Against the advice of everyone with the credentials to know, this afternoon saw a trip to the giant building on XinWen Lu (News Road) that houses the brain, the main production and administrative center for almost every newspaper in China’s Yunnan Province. The nature of information in China is hardly a secret in China, and Chinese friends, classmates and teachers all told me that there was very little chance that there were going to let a foreigner, especially one claiming to be an aspiring journalist, to dig into something as vital to national security as the production of mass media content, the engineering of what people in and outside China know and think about the country. One friend, a fellow journalism student from Northern China, said the government “pa linglingqi,” was afraid of 007. Playing the always handy student card, I told the guard at the front gate that, as a student of media at the local Yunnan University, my professor had told me to stop by and take a look at the production of news in China.

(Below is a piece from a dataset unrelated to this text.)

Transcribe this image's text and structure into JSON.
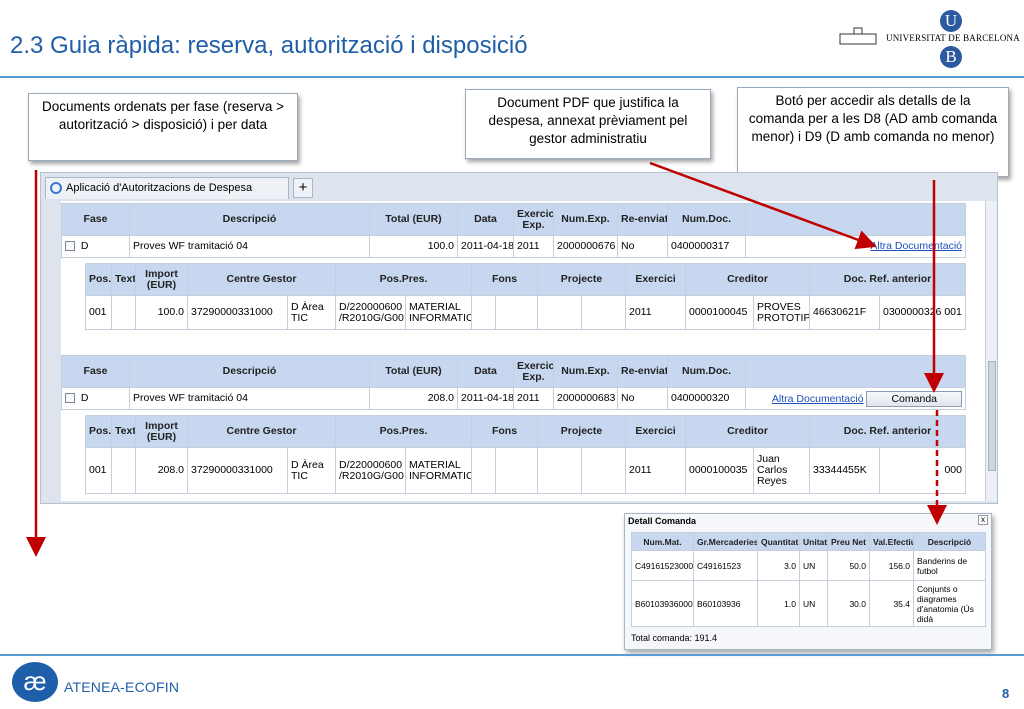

I was pleasantly surprised when I was not turned immediately away, and even more happy when a phonecall to a boss led to a phonecall to another official, who apparently set me up to talk to a journalist up on the 15th floor.
The Yunnan Newspaper Center houses a literal army of journalists, writers, and others, over three thousand people inside a mighty, new looking skyscraper that easily dwarfes every other building in the neighborhood.
I learned many things, some expected some unexpected.
The relationship with the government is still not entirely clear, though it is obvious that they are closely connected.